While we dutifully write stories about a new beginning for the hedge fund industry, marked by transparency at levels never seen before and fund structures designed to satisfy those burned by the credit crisis, the firm named after the guard dog at the gates of Hades comes up with its own tactic — lock up investor money for three years.
You might think that this is the last thing investors want, but it has a curious logic.
The biggest complaint about the widespread lock-ups in the hedge fund industry over the last 12 months was the arbitrary nature of them. Just when clients thought ‘phew, at least I can pull my money out of XX fund’, they found the gate slammed shut on them.
With Cerberus’s new model though, investors will have comforting certainty about the status of their money at the firm’s hedge funds, and know that they’ll need to plunder other sources for cash should the need arise again. We’ll have to wait and see if others follow suit, but a widespread adoption of three-year lock-ups could give investors pause for thought and slow the recovery of the industry’s asset building.

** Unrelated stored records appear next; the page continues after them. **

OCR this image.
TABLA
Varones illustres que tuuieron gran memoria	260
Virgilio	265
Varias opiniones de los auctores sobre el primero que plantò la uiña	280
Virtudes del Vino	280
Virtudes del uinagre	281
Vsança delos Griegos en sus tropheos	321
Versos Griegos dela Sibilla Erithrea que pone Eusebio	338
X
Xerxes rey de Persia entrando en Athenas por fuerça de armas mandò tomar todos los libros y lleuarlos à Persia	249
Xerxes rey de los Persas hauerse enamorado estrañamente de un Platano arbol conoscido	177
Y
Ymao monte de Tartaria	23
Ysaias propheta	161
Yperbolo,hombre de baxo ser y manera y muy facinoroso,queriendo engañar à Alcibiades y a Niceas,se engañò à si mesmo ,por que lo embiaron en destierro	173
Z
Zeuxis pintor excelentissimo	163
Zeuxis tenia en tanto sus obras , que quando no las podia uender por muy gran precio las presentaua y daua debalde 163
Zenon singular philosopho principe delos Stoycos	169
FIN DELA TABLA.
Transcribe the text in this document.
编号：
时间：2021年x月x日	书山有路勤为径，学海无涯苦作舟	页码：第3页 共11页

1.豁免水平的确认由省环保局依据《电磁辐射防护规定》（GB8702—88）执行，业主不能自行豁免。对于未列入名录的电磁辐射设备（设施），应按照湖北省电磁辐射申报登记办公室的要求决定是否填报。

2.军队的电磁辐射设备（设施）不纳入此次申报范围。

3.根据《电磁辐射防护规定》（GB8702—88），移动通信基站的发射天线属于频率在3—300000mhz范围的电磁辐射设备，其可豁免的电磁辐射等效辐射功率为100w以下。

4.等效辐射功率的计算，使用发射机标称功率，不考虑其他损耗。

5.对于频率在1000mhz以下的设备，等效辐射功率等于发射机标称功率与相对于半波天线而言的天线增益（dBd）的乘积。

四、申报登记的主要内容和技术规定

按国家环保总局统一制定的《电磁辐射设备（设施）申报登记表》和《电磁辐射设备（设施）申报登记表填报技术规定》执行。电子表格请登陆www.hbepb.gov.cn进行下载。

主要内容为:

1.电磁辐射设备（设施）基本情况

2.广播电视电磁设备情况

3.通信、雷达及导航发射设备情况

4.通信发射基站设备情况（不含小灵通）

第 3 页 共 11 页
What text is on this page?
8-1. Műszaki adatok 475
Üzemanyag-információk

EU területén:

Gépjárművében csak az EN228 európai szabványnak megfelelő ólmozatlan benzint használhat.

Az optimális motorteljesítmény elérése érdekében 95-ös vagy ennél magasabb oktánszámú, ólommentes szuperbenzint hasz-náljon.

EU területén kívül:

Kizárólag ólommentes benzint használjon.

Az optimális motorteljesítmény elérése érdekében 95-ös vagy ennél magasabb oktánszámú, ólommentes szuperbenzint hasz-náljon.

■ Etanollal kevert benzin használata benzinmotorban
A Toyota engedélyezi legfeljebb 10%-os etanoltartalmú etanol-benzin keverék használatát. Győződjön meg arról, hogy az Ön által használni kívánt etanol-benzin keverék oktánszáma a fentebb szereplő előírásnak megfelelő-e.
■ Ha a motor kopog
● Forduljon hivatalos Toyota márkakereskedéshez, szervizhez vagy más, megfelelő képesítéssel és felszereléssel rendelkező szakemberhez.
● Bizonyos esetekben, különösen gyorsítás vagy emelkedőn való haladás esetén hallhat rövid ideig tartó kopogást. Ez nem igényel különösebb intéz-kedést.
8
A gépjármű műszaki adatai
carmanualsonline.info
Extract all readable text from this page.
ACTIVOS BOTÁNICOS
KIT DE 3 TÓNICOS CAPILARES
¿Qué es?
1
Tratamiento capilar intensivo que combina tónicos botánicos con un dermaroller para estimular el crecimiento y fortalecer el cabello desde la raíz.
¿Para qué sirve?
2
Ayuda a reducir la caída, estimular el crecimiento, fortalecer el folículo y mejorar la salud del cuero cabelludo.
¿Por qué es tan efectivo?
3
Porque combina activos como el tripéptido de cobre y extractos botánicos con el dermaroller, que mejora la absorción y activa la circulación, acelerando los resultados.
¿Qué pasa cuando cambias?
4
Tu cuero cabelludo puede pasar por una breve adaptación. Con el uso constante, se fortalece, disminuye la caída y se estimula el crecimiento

As an aside, I’ve just glanced at tonight’s copy of the doomed London Paper and spotted some heartwarming fixed-income news to lighten anyone’s mood. In the ‘Lovestruck’ column designed to allow the resurrection of brief encounters in the streets we find the following tortured appeal:
“You work at Bloomberg. Fancy discussing things other than bonds?” – Investment Banker.
I can only hope that by spreading the message in this blog we might speed the couple towards a happy union. And worth wondering too, why on earth Reuters journos have failed to flutter the hearts of the City’s freesheet readers?